Monday, August 2, 2010

Casual dating for the 90-something

Today was my grandmother's 90th birthday, and my mom, sister and I went to have lunch with her at the assisted living facility.* My sister is recently engaged and planning her wedding for October. My grandmother had been badgering her for some time before her engagement about *when* this was going to happen.

Grandma's sort of well known for that kind of thing, and has really made something of an art of it over the years. I was mostly exempt from it because I got married when I was 23 and stayed that way till I was 38. But now that I've committed the unpardonable sin of being single for a little more than two years, I'm getting a taste of it. This habit seems to have accelerated since my Pop died a year or so ago, leaving her with nothing to do but harass other people about their marital status. Fortunately, she's charming about it. She started in on me this afternoon when my sister left the table to return to work after regaling us with tales of their honeymoon destination.

Grandma: I really like *your* intended, too, you know.

Me: Grandma, he's not actually my intended. We're not engaged. I'm not getting married.

Grandma: Well, why not?

Me: Grandma, I haven't been divorced that long. I'm going slow. I'm still a little scared.

Grandma: Well, I can understand that after what you've been through.

Me: Yeah. I love T a lot, but we're just taking it slow and doing things right. We're fine the way we are for now.

Grandma (undeterred): Well, I hope you put a wedding together before I die.

Me: What if I just decide to live in sin for the rest of my life? Would that be okay?

Grandma: Oh, I suppose. I might do that myself, you know. I'm lonely.

Me: I can understand that. It's hard to go from being around someone all the time to being alone most of the time.

Grandma: Yes, it is. I never thought I'd want another man, but I'm lonely.

Me: Well, maybe you should date casually instead of shacking up. That way you wouldn't have to give up your space, and yet you could have some companionship.

Grandma: Now that's an idea.

Me: You look great in that sweater, by the way.
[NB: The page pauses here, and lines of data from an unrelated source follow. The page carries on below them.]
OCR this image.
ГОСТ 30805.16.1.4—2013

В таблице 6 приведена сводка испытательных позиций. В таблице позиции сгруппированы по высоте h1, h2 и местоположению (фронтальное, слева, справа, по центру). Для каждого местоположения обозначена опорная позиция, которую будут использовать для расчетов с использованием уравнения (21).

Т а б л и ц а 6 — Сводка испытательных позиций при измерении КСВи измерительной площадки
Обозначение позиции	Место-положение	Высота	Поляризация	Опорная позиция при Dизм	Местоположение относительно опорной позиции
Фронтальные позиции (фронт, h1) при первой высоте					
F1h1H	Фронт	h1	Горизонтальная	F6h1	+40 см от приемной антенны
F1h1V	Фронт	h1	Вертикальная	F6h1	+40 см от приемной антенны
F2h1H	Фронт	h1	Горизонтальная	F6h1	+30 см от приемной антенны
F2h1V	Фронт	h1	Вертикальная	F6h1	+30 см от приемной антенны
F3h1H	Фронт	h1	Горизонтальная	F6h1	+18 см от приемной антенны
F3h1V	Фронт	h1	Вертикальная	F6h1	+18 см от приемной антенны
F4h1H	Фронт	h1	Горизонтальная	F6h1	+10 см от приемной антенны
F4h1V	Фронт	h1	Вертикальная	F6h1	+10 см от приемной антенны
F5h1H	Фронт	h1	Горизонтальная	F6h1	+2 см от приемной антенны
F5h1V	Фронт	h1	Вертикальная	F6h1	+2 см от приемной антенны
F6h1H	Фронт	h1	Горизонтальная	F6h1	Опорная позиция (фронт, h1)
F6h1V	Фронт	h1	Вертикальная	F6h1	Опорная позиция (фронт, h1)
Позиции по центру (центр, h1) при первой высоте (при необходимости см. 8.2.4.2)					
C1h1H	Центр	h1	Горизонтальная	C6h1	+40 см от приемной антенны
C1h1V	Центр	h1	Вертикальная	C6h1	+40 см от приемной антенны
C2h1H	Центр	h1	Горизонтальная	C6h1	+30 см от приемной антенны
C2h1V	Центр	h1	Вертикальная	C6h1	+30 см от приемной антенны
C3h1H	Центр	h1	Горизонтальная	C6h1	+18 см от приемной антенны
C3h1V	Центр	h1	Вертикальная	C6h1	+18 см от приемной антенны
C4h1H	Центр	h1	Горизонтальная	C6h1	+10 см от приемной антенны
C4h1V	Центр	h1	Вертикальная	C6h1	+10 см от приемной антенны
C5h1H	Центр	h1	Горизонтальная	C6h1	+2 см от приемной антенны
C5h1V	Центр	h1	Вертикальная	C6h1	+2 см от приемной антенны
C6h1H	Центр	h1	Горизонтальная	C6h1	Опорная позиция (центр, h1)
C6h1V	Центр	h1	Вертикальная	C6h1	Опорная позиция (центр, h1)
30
Grandma: It'd look better if I had bigger boobs.

Me: I think you look fine with what you have, Grandma.

Grandma: Well bless your heart.


I told my mom I think this would be a good time in Grandma's life to slut it up a bit. She's unattached, and it's not like she needs to worry about an STD. It's time to enjoy herself. Mom looked horrified for the first three seconds, and then appeared to consider the idea favorably.

I mean really. Why not? Go for it, Grandma. And by the way, have another piece of cake.

You're 90. Live a little.


*I made her my milk chocolate cake, which is yummy.

7 comments:

  1. I love it! It reminds me of a time when my little MIL was lonely after Dad passed away. She said, 'Who would be interested in a fat little grandma?' and my SIL answered, 'A grandpa'

    She smiled and then became fast friends with a young man from the store where she bought french vanilla cappucinos on her way to work every morning ;)

    ReplyDelete
  2. I think that's great Jen. Life is short. Your Grandma should live life. That's funny that you said she doesn't have to worry about STD's. Haha. She sounds like a very sweet Grandma.

    ReplyDelete
  3. Jeannie, good story. :)

    Apparently there's a gentlemen who has expressed some interest already. So hell, why not? Ninety-year-olds have needs too.

    ReplyDelete
  4. Rose, she's great. She's at least has dementia, and possibly Alzheimer's, so these things fade in and out, as I'm sure you're aware. She also told me today that she and Pop had been married for 26 years. I said "Hmmm, I thought it was 60." She said "Wow, that's a long time."

    Yes.

    ReplyDelete
  5. Uhhhhhh......I feel like I should say something, but not sure what. At least I started out laughing. I'm glad she's focusing most of her attention and you and your sister's love life, instead of her own. My poor dad must be turning over in his grave.

    ReplyDelete
  6. It's all in her head, really, and we were just joking. And as for my last paragraph, well, I take a pretty tongue-in-cheek tone here, obviously. I guess if the notion of having some romance fills her days instead of seeing Pop's picture moving and relentlessly grieving him, that's not the worst thing ever. She's not actually doing anything about it. In her mental state she's obviously in no condition to be consenting to anything serious, but there's no reason to think she would anyway.

    ReplyDelete
  7. What a privilege to know your grandma for such a long time Jen.
    I think you must have the correct genes to become this age in such a good condition.
    I have never known one of my grandparents Jen, they all died at a young age. I'm now already 7 years older than they became.

    Ha ha, your grandma is still thinking on her appearance, that's a good sign. She's speaking about bigger boobs, I hope she's not considering breast implants. I'm joking of course!:):)
    One advise: take your time to consider a marriage. There's no hurry, so you will have the time to know each other more profound and as you know “that's very important”.